In this paper, we studied the spinorial wave equations, including Dirac, Rarita–Schwinger and Klein–Gordon equations, as well as the semi-analytical GFs in a regular non-minimal EYM BH spacetime. To summarize, we computed the GFs for fermions with different spins and bosons by using semi-analytic method. With the regular EYM BH metric, which uses the physical quantities mass of BH, non-minimal coupling parameters and magnetic charge to characterize the spacetime around a magnetically charged non-minimal magnetic BH, our goal is to determine how the magnetic charge parameter impacts the BH’s thermal radiation. We have used the Dirac, Rarita Schwinger, and Klein–Gordon equations of motion to describe spin-1/2 fermions, spin- 3/2 and bosons, respectively. We divided the spinorial wave equations into radial and angular sets using the separation of variables method. Then, using tortoise coordinate the radial equations are transformed into Schrödinger-like wave equation with their effective potentials. In addition, we have analyzed graphically how magnetic charge variation affects Hawking radiation absorption potential. We then investigated the GFs for fermions with different spins and bosons in the regular EYM BH spacetime. The following are the main findings of this paper.

\(\bullet \) We have found that the potentials for massive spin-1/2 fermions decrease and attenuate their peaks as the magnetic charge Q rises (Fig. 2). As a result, as the magnetic charge value increases, the GF rises.

  • It is found that as Q increases, the massless spin-1/2 fermion’s potential height decreases (Fig. 3). We also found that the height of the potential is greater for massive fermions than for massless ones. The higher value of magnetic charge causes an increase in the GF for massless spin-1/2 fermions.

  • Our results showed that massless spin- 3/2 fermions have higher potential peaks as Q increases (Fig. 4). GF is therefore inversely related to magnetic charge, as opposed to spin-1/2, whose GF decreases as Q decreases.

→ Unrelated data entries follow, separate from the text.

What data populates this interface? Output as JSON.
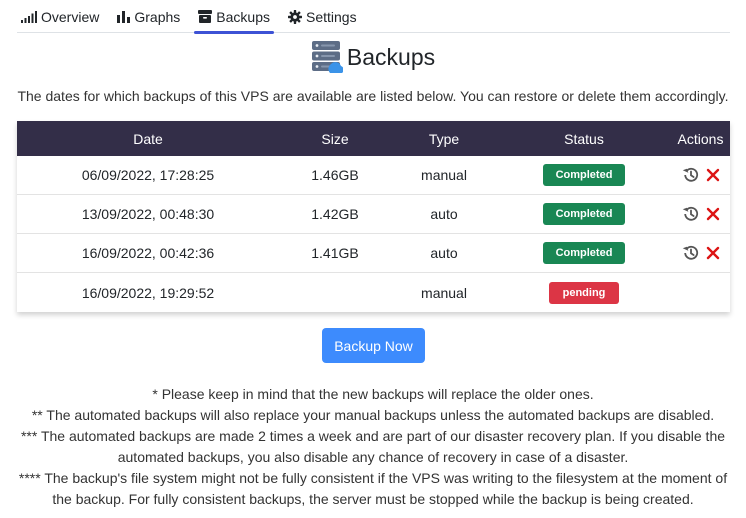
{
  "tabs": [
    {
      "label": "Overview",
      "icon": "signal-icon"
    },
    {
      "label": "Graphs",
      "icon": "bar-chart-icon"
    },
    {
      "label": "Backups",
      "icon": "archive-box-icon",
      "active": true
    },
    {
      "label": "Settings",
      "icon": "gear-icon"
    }
  ],
  "page": {
    "title": "Backups",
    "icon": "server-icon",
    "intro": "The dates for which backups of this VPS are available are listed below. You can restore or delete them accordingly."
  },
  "table": {
    "headers": {
      "date": "Date",
      "size": "Size",
      "type": "Type",
      "status": "Status",
      "actions": "Actions"
    },
    "rows": [
      {
        "date": "06/09/2022, 17:28:25",
        "size": "1.46GB",
        "type": "manual",
        "status": "Completed"
      },
      {
        "date": "13/09/2022, 00:48:30",
        "size": "1.42GB",
        "type": "auto",
        "status": "Completed"
      },
      {
        "date": "16/09/2022, 00:42:36",
        "size": "1.41GB",
        "type": "auto",
        "status": "Completed"
      },
      {
        "date": "16/09/2022, 19:29:52",
        "size": "",
        "type": "manual",
        "status": "pending"
      }
    ]
  },
  "actions": {
    "backup_now": "Backup Now"
  },
  "notes": [
    "* Please keep in mind that the new backups will replace the older ones.",
    "** The automated backups will also replace your manual backups unless the automated backups are disabled.",
    "*** The automated backups are made 2 times a week and are part of our disaster recovery plan. If you disable the automated backups, you also disable any chance of recovery in case of a disaster.",
    "**** The backup's file system might not be fully consistent if the VPS was writing to the filesystem at the moment of the backup. For fully consistent backups, the server must be stopped while the backup is being created."
  ],
  "colors": {
    "header_bg": "#332e48",
    "active_tab": "#3d52d5",
    "completed": "#198754",
    "pending": "#dc3545",
    "primary_button": "#3d8bfd",
    "delete_icon": "#dc1414"
  }
}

  • We found that bosonic GF will increase as the magnetic charge increases (Fig. 5) comparable to fermionic GFs with spin-1/2.

  • We noticed that all the bound \(\sigma _{l}\left( w\right) \) approaches 1 as the value of w rises.

In addition, it was demonstrated that the thermal emission of Rarita–Schwinger fermions from a regular non-minimal EYM BH separates fermions with different spins into distinct thermal radiations. We therefore presented some semi-analytical results with future data that can be compared. Finally, our results are then reduced to Schwarzschild BH when \(Q = 0\) and Reisner–Nördstrom BH when \(\xi = 0\). We would be interested in finding GF for the rotating regular magnetic BH solution of the EYM theory [40] to uncover the effect of rotation. It is left for future investigation.